The big challenge with Saudi Arabia is it is so geographically diverse from one region to the next, so how do you begin bringing those cultures together within the Kingdom and ensure “the richness that occurs in one region should be introduced to the richness from another in order to create this fantastic mosaic that is the Kingdom of Saudi Arabia,” he said.
Another major challenge is the future of transportation, and there will be a strong focus on linking cities together within the Kingdom and the Gulf region and cutting down on air travel carbon footprint.
“The irony behind all of this is pre-World War I, there was a railway in the Kingdom, and now there is no railway, so I think you’re going to begin seeing a lot of that, particularly GCC-wide (and) it’s going to serve the function of transporting commodities and everything else, but at the same time, they have the ability to encourage people to travel by rail and I think that will come,” he said.

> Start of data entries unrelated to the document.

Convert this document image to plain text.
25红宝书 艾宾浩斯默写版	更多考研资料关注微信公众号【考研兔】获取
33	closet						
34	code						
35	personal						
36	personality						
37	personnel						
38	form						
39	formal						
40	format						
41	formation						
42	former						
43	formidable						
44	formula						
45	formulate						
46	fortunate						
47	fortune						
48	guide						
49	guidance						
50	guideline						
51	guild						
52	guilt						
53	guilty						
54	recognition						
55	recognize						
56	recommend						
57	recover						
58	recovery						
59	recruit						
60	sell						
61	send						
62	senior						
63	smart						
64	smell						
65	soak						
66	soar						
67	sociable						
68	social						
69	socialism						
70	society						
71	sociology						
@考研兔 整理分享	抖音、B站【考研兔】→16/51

Cities mature when they begin introducing large-scale infrastructure projects that help people live in it, and a decade in terms of the city’s life is not a very long time at all, Hajjar said, as the Vision 2030 target ambitions rapidly approach.
“Ultimately, a city has a continuum to it,” he said, “because when a city stops to develop and stops challenging itself, it slowly begins to lose meaning to people within the city. You have to continually reinvent the city, bring new things into the city, and have people engaged in different ways.”